Dopotutto qualcuna poteva non avere fondo,
benché sembrasse come le altre.
(W. Szymborska, da: La pozzanghera)
Non c'era tempo da perdere, ancora qualche passo e quei due l'avrebbero visto, riconosciuto, inchiodato sull’asfalto, bombardato con frasi tratte dal copione del “ma che combinazione, parlavamo di te proprio ieri” e infine crocifisso ai soliti ingiusti punti di domanda. E lui di risposte non ne aveva, non che non ci pensasse ogni giorno, vabbè un giorno sì e due no, ché c'era da lavorare, veder gente, scegliere il vestito buono per la festa, ma erano passati anni e ancora non era riuscito a trovarne per sé di risposte, figuriamoci per gli altri. Per lui era già troppo essere in debito con se stesso, interrogarsi e rimandarsi il tempo per un'assoluzione o una condanna.

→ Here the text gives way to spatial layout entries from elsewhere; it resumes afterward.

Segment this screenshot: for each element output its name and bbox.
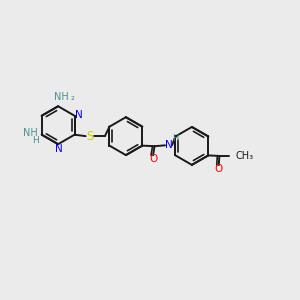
Text: S: S <box>86 130 93 142</box>
Text: N: N <box>55 144 63 154</box>
Text: H: H <box>172 134 178 143</box>
Text: NH: NH <box>54 92 69 103</box>
Text: ₂: ₂ <box>71 92 75 103</box>
Text: CH₃: CH₃ <box>236 151 253 161</box>
Text: N: N <box>165 140 172 150</box>
Text: O: O <box>149 154 157 164</box>
Text: O: O <box>215 164 223 174</box>
Text: NH: NH <box>23 128 38 138</box>
Text: N: N <box>75 110 83 120</box>
Text: H: H <box>32 136 39 145</box>
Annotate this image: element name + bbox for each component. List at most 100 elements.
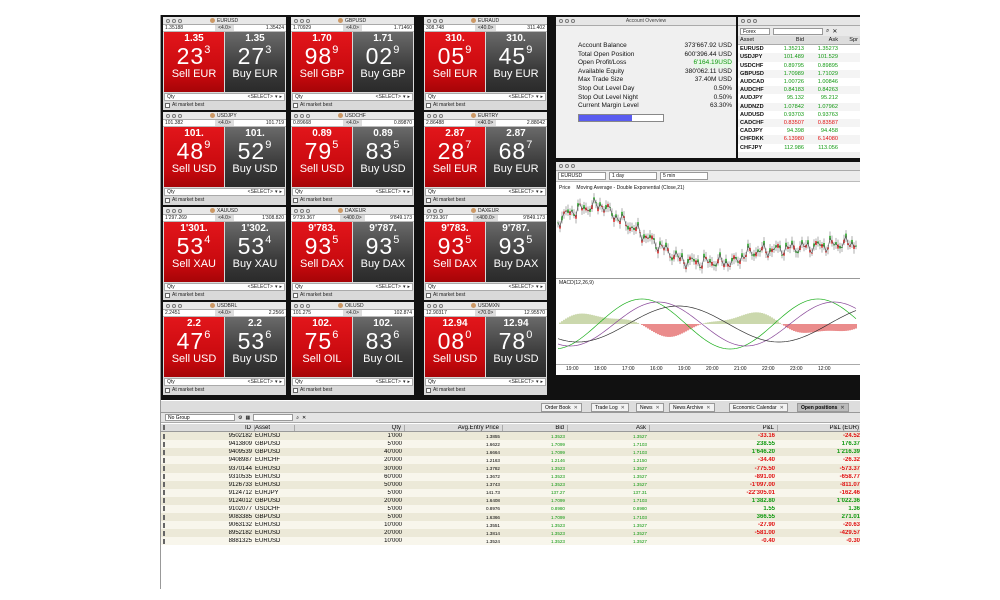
col-header[interactable]: P&L (650, 425, 778, 431)
at-market-checkbox[interactable] (426, 388, 431, 393)
forex-row[interactable]: AUDNZD 1.07842 1.07962 (738, 103, 860, 111)
forex-row[interactable]: USDCHF 0.89795 0.89895 (738, 62, 860, 70)
tab-trade-log[interactable]: Trade Log ✕ (591, 403, 629, 412)
chevron-down-icon[interactable]: ▾ (403, 94, 406, 100)
maximize-icon[interactable] (178, 209, 182, 213)
close-icon[interactable] (427, 114, 431, 118)
col-header[interactable]: Ask (568, 425, 650, 431)
qty-input[interactable]: Qty (295, 284, 303, 290)
buy-button[interactable]: 2.2 536 Buy USD (225, 317, 285, 377)
chevron-down-icon[interactable]: ▾ (403, 379, 406, 385)
order-type-select[interactable]: <SELECT> (376, 284, 401, 290)
col-header[interactable]: Asset (255, 425, 295, 431)
col-header[interactable]: P&L (EUR) (778, 425, 860, 431)
maximize-icon[interactable] (571, 164, 575, 168)
tab-news[interactable]: News ✕ (636, 403, 664, 412)
amount-mode[interactable]: <40.0> (475, 120, 497, 126)
sell-button[interactable]: 1.70 989 Sell GBP (292, 32, 352, 92)
qty-input[interactable]: Qty (295, 189, 303, 195)
asset-class-select[interactable]: Forex (740, 28, 770, 35)
expand-icon[interactable]: ▸ (540, 379, 543, 385)
buy-button[interactable]: 9'787. 935 Buy DAX (486, 222, 546, 282)
buy-button[interactable]: 1.71 029 Buy GBP (353, 32, 413, 92)
col-header[interactable]: Avg.Entry Price (405, 425, 503, 431)
qty-input[interactable]: Qty (428, 379, 436, 385)
bid-price[interactable]: 101.489 (767, 53, 804, 61)
amount-mode[interactable]: <4.0> (215, 25, 234, 31)
sell-button[interactable]: 102. 756 Sell OIL (292, 317, 352, 377)
at-market-checkbox[interactable] (426, 198, 431, 203)
forex-row[interactable]: CHFDKK 6.13980 6.14080 (738, 135, 860, 143)
tab-news-archive[interactable]: News Archive ✕ (669, 403, 715, 412)
expand-icon[interactable]: ▸ (540, 284, 543, 290)
bid-price[interactable]: 0.84183 (767, 86, 804, 94)
amount-mode[interactable]: <4.0> (215, 120, 234, 126)
maximize-icon[interactable] (306, 19, 310, 23)
bid-price[interactable]: 112.986 (767, 144, 804, 152)
at-market-checkbox[interactable] (165, 198, 170, 203)
ask-price[interactable]: 0.83587 (804, 119, 838, 127)
col-header[interactable]: Qty (295, 425, 405, 431)
close-icon[interactable]: ✕ (840, 405, 844, 411)
at-market-checkbox[interactable] (165, 388, 170, 393)
sell-button[interactable]: 310. 059 Sell EUR (425, 32, 485, 92)
amount-mode[interactable]: <4.0> (215, 215, 234, 221)
maximize-icon[interactable] (439, 209, 443, 213)
search-icon[interactable]: ⌕ (296, 415, 299, 421)
table-row[interactable]: 9126733 EURUSD 50'000 1.3743 1.3523 1.3527 -1'… (161, 481, 860, 489)
sell-button[interactable]: 0.89 795 Sell USD (292, 127, 352, 187)
bid-price[interactable]: 6.13980 (767, 135, 804, 143)
expand-icon[interactable]: ▸ (279, 94, 282, 100)
ask-price[interactable]: 6.14080 (804, 135, 838, 143)
close-icon[interactable] (166, 304, 170, 308)
tab-order-book[interactable]: Order Book ✕ (541, 403, 582, 412)
expand-icon[interactable]: ▸ (279, 189, 282, 195)
macd-chart[interactable] (556, 286, 860, 361)
expand-icon[interactable]: ▸ (279, 284, 282, 290)
bid-price[interactable]: 94.398 (767, 127, 804, 135)
amount-mode[interactable]: <400.0> (473, 215, 497, 221)
table-row[interactable]: 9124712 EURJPY 5'000 141.73 137.27 137.31 -22'… (161, 489, 860, 497)
chevron-down-icon[interactable]: ▾ (403, 189, 406, 195)
bid-price[interactable]: 1.07842 (767, 103, 804, 111)
chevron-down-icon[interactable]: ▾ (275, 284, 278, 290)
maximize-icon[interactable] (306, 114, 310, 118)
order-type-select[interactable]: <SELECT> (376, 94, 401, 100)
chart-interval-select[interactable]: 5 min (660, 172, 708, 180)
buy-button[interactable]: 1'302. 534 Buy XAU (225, 222, 285, 282)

Nessuna traversa a portata di piede. Quel dannato semaforo rosso alle sue spalle.
Non gli restò che tuffarsi dentro quell'enorme pozzanghera, unico ricordo di un recente temporale di fine estate, capovolgersi il senso e la figura. Gli si sospese ancor di più il tempo, e certo che ora ne aveva a volontà per pensare, ma se lo spendeva tutto nell'attesa della pioggia, per poter guardare -non visto- tutta quella gente passargli accanto tentando in ogni modo di schivarlo.